Plans for hal 0.5.x
David Zeuthen
david at fubar.dk
Tue Dec 14 09:56:28 PST 2004
On Tue, 2004-12-14 at 19:03 +0300, Andrei Yurkevich wrote:
> > Well, since each connection method (USB, serial, bluetooth, etc) is
> > actually a hardware device itself, why not show the PDA as a _child_ of
> > that device? We are working with parent/child relationships as a
> > fundamental property of HAL already. Therefore you wouldn't necessarily
> > need a "pda.palm.serial_interface" property, you could just ask for the
> > "device.interface" (or something) property of the parent of the PDA
> > object.
>
> I am absolutely agreed with you about having a PDA device as a child
> node of the serial interface, but still I think that creating that node
> and filling it with pda-specific information should be done outside of
> hal.
Again, the program doing this should run in the desktop session anyway
and already knows, so it needs not to tell hal about it.
> For that reason, HAL could just query the serial interface about
> what's on the other side and if that is PDA it could simply tag the
> serial interface.

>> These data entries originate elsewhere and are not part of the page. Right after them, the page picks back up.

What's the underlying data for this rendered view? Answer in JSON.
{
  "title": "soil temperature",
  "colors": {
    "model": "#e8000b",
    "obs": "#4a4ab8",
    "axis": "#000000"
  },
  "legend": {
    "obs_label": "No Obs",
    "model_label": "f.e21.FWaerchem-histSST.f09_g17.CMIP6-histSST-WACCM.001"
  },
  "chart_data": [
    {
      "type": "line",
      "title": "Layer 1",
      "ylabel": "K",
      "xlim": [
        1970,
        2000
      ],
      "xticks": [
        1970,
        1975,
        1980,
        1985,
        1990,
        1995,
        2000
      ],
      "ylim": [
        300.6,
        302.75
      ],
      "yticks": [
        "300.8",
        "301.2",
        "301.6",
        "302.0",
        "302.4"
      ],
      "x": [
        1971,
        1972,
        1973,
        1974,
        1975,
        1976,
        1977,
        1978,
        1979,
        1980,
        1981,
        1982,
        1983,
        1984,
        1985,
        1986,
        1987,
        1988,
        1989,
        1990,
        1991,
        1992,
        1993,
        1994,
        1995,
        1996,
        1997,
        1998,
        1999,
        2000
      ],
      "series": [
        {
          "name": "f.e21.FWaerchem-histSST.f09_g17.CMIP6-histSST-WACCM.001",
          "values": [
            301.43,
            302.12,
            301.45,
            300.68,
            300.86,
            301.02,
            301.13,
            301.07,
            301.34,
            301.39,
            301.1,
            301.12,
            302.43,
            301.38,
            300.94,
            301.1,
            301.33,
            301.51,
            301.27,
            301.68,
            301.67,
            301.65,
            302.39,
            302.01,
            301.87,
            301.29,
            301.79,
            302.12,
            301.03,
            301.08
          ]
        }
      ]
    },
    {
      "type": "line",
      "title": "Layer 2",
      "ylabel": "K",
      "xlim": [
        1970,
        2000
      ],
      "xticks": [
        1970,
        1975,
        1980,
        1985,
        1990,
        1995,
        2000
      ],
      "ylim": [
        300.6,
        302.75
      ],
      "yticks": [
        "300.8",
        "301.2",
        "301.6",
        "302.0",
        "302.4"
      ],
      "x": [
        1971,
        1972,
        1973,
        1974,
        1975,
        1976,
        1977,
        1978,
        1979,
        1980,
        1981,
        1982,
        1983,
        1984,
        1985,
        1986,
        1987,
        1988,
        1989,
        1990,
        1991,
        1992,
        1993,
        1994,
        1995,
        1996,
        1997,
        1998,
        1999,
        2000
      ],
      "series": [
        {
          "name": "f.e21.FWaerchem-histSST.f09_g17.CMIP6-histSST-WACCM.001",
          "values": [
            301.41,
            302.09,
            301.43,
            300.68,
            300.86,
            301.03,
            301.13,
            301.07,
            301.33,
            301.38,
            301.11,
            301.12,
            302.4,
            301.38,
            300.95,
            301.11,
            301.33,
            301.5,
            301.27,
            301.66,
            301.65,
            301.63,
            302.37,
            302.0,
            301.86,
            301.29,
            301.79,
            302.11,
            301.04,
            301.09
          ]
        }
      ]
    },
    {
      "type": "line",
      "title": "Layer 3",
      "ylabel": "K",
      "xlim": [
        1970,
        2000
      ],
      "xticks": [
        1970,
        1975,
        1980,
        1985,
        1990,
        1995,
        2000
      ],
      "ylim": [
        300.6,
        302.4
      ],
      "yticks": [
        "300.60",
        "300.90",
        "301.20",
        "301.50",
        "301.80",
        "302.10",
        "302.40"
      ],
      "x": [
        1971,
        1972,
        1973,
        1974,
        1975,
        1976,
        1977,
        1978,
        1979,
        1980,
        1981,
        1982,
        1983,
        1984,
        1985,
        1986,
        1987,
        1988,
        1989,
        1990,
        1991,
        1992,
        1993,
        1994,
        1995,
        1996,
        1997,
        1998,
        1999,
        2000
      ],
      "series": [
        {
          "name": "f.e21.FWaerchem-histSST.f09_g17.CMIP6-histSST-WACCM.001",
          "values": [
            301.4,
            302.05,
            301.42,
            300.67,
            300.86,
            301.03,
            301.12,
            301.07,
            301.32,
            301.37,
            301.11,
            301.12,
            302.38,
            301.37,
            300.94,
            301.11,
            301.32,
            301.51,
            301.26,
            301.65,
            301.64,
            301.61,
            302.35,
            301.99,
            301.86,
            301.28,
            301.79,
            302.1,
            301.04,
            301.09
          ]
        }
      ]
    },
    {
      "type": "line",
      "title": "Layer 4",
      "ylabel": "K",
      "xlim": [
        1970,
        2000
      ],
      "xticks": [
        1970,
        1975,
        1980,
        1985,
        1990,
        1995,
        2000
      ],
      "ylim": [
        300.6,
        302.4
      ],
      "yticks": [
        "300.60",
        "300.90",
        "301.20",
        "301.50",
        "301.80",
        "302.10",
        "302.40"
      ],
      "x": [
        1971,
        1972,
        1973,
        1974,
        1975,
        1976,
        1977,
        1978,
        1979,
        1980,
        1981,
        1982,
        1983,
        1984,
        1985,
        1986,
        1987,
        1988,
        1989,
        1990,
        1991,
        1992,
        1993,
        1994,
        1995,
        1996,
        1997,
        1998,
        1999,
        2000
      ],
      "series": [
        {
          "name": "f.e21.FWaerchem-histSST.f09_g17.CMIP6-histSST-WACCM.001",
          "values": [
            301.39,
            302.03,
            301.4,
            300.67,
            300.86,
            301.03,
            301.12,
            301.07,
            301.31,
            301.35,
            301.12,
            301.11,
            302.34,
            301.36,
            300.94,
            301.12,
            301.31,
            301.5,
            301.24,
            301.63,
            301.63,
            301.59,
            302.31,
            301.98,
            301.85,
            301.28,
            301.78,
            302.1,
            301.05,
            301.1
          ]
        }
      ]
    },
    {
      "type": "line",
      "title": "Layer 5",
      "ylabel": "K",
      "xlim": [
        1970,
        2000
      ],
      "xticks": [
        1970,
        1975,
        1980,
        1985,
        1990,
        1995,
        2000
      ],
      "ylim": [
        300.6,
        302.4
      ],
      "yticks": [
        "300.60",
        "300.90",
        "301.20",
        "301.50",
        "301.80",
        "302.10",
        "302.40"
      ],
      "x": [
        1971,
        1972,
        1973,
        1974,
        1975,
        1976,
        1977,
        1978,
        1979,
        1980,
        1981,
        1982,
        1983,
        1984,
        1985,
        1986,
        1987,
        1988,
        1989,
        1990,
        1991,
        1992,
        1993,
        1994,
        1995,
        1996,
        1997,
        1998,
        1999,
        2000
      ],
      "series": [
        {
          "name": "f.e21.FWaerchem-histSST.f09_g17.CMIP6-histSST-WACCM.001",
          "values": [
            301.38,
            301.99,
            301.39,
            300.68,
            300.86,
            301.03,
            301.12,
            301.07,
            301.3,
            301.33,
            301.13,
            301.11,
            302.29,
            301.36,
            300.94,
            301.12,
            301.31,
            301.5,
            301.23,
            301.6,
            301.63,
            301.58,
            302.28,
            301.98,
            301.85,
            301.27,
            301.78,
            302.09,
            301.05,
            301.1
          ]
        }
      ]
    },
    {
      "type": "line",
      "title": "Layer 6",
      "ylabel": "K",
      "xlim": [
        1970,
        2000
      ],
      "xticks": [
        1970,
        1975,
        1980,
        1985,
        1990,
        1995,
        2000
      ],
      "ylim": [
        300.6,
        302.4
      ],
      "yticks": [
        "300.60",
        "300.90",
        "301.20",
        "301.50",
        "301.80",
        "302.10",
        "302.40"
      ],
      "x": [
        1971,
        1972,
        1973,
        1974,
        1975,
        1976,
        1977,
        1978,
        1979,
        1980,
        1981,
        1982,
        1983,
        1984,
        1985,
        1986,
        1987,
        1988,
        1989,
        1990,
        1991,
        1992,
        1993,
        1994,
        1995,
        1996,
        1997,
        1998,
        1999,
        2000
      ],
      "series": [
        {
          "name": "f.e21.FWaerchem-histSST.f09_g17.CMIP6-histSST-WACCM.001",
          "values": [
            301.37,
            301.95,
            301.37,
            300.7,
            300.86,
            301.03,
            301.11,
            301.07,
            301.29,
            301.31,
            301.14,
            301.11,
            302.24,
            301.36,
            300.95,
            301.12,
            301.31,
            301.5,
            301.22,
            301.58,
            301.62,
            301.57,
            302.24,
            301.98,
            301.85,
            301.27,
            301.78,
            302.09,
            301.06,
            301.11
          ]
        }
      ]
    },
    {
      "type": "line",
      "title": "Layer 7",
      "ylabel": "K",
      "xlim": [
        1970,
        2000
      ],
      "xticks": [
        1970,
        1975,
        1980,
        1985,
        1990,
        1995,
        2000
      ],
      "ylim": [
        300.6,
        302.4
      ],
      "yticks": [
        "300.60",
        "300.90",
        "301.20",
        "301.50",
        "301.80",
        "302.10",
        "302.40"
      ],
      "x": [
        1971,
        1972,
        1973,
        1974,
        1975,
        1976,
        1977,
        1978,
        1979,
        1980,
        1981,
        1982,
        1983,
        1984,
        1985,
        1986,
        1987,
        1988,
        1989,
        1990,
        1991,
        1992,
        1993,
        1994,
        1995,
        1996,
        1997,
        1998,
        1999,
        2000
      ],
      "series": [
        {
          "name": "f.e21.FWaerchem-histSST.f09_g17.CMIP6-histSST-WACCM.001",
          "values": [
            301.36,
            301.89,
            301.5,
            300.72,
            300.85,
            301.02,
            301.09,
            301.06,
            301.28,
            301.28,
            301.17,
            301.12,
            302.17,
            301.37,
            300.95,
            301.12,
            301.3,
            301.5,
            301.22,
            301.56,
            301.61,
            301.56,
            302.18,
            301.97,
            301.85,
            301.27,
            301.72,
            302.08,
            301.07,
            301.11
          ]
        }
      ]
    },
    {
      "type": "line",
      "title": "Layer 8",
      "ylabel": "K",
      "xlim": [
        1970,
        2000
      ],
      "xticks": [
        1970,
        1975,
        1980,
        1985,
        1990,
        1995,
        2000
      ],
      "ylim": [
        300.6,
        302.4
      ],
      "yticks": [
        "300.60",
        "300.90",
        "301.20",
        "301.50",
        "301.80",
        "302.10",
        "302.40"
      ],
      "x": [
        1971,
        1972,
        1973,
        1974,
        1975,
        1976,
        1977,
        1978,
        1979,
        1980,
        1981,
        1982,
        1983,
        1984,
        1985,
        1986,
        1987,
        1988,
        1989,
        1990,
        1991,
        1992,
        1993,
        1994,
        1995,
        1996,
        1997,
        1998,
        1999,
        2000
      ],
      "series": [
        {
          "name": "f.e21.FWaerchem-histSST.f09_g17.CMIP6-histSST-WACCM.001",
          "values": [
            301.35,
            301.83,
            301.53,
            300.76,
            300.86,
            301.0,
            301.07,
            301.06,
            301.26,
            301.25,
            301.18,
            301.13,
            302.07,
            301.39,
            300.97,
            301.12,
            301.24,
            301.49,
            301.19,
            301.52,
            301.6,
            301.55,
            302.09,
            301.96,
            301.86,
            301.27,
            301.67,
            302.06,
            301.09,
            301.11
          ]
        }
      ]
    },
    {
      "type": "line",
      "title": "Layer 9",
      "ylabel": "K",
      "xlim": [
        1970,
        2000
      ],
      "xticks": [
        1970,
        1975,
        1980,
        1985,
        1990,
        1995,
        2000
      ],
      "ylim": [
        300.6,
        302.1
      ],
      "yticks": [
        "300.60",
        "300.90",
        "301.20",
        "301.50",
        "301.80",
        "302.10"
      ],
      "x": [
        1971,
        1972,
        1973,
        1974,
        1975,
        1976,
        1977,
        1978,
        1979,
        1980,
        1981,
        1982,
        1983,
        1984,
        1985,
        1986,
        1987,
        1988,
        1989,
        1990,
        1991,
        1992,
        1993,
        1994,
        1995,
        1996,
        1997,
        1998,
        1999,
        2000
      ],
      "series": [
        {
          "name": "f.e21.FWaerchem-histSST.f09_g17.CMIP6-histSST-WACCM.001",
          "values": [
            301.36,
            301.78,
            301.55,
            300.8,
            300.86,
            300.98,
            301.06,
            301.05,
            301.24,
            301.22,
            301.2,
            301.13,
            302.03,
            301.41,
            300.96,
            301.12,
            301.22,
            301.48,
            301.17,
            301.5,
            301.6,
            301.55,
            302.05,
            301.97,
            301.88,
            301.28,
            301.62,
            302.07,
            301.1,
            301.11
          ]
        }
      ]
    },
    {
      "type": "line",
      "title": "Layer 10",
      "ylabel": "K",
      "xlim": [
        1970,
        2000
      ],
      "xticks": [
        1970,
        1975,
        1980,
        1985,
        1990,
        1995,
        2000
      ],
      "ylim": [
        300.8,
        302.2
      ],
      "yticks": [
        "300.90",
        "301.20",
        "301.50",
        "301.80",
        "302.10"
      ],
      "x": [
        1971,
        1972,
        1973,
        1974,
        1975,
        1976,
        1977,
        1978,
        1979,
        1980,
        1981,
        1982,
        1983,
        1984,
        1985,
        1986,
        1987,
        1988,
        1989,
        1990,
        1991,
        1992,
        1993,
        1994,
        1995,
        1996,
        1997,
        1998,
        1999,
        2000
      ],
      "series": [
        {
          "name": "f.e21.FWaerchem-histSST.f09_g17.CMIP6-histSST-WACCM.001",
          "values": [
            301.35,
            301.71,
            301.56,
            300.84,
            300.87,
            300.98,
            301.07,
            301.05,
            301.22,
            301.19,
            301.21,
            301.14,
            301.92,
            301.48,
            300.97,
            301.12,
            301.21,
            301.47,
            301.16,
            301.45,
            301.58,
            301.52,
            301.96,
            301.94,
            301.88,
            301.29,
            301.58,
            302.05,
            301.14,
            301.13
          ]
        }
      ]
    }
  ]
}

Then some callout or daemon that knows how to deal
> with different kinds of PDAs (or at leas that kind of PDA connected
> there) could create the PDA node below the serial port and set the
> necessary properties there.
>
You can't really probe a serial port since that may interfere with it's
operation. I don't think hal should attempt to do that, that's a can of
worms. E.g. if you really want to support legacy ports in your desktop
software, you need to take the painful route and do it from your desktop
sessions - e.g. the "Detect Modem" or "Detect PDA" button and then deal
with it. No such thing as a free lunch (reminds me; I should go to
lunch :-)).
> > It would seem like having that property on both the PDA _and_
> > the actual device itself would be redundant. (however, I can see it
> > being useful on the PDA so I'm not really objecting to having it there).
>
> In some cases, the fact that the serial port is there does not
> necessarily mean that PDA is available. For instance, when you plug in a
> Pocket PC PDA via USB, you will get a USB device and a USB-serial
> interface, but until you start the software that establishes a
> connection with your PDA you are not able to do anything useful with it.
>
No, but the fact that desktop software knows that there is a 100% chance
of the serial port having a PDA in the other end allows it to start
doing things with it. Like initiating a sync.
That's why I only think it's useful to consider plug and play devices.